What Was the Previous Interim Final Rule About?

The Trump administration issued an order in October 2020 seeking to narrow the definition of specialty occupations for the H-1B Visas. This was done to discourage employers from hiring foreign nationals for low-wage jobs and to prioritize American workers instead.

This new rule would mean that applicants with a bachelor’s degree alone could no longer meet the eligibility criteria for the H-1B Visa. Instead, their degree must be specifically related to their field of work. This rule was titled “Strengthening the H-1B Nonimmigrant Visa Classification Program.”

Under this new rule, the definitions for words like “worksite”, “third-party-worksite”, “United States Employer”, were also affected. The new rule also limited the validity period to one year for H-1B Visas obtained through third-party placement petitions.

How Will the H-1B Visa Holders Be Affected Now That This Rule Has Been Revoked?

Fundamentally, since the rule was revoked, the definitions for specialty occupation will remain the same, that is, a bachelor’s degree is commonly required to work in the industry, or the knowledge required to perform the job is associated with a bachelor’s degree or an equivalent.

The definition for “United States employer” will also remain unchanged, that is, a person, firm, corporation contractor, or other organization in the US that engages a person to work in the US. This means the employer must prove that they are hiring, paying, firing, supervising, and otherwise controlling the work of any such employee.

Every year, 85,000 new H-1B Visas are issued. Almost 70% of all H-1B Visas go to East Indian nationals.

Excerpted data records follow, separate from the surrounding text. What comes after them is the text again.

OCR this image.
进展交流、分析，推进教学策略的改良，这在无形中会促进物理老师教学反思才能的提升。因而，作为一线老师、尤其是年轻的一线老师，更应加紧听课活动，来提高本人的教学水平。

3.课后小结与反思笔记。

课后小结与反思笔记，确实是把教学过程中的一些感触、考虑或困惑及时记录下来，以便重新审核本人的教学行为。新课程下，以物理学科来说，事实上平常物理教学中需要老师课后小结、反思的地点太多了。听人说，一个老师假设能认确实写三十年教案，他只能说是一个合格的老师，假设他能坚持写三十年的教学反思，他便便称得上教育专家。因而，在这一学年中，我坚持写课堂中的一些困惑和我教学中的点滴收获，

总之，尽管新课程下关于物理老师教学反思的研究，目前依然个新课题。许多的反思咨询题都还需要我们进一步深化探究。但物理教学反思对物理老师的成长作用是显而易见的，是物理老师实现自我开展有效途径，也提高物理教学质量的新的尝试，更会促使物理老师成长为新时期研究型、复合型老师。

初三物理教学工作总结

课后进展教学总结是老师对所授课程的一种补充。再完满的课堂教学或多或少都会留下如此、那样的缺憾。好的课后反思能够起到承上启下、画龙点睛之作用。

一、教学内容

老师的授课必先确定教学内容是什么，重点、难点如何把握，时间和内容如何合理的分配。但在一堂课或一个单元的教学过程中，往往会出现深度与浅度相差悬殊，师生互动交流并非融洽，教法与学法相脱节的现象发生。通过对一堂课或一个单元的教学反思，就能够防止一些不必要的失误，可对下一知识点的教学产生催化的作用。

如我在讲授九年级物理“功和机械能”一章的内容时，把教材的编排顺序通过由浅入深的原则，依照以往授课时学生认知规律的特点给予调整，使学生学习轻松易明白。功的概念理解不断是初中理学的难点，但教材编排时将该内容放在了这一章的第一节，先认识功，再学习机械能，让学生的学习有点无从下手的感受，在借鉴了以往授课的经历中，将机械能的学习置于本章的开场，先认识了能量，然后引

This visa is commonly issued to the employees of big tech companies such as Google, Microsoft, Amazon, Facebook, etc.

Recently, the Biden Administration ended the ban on the entry of H-1B Visa holders and also removed the proposed rule to deny work authorization to the spouses of H-1B Visa holders. This shows that the administration is in support of reinstating the old rules and definitions for H-1B Visas.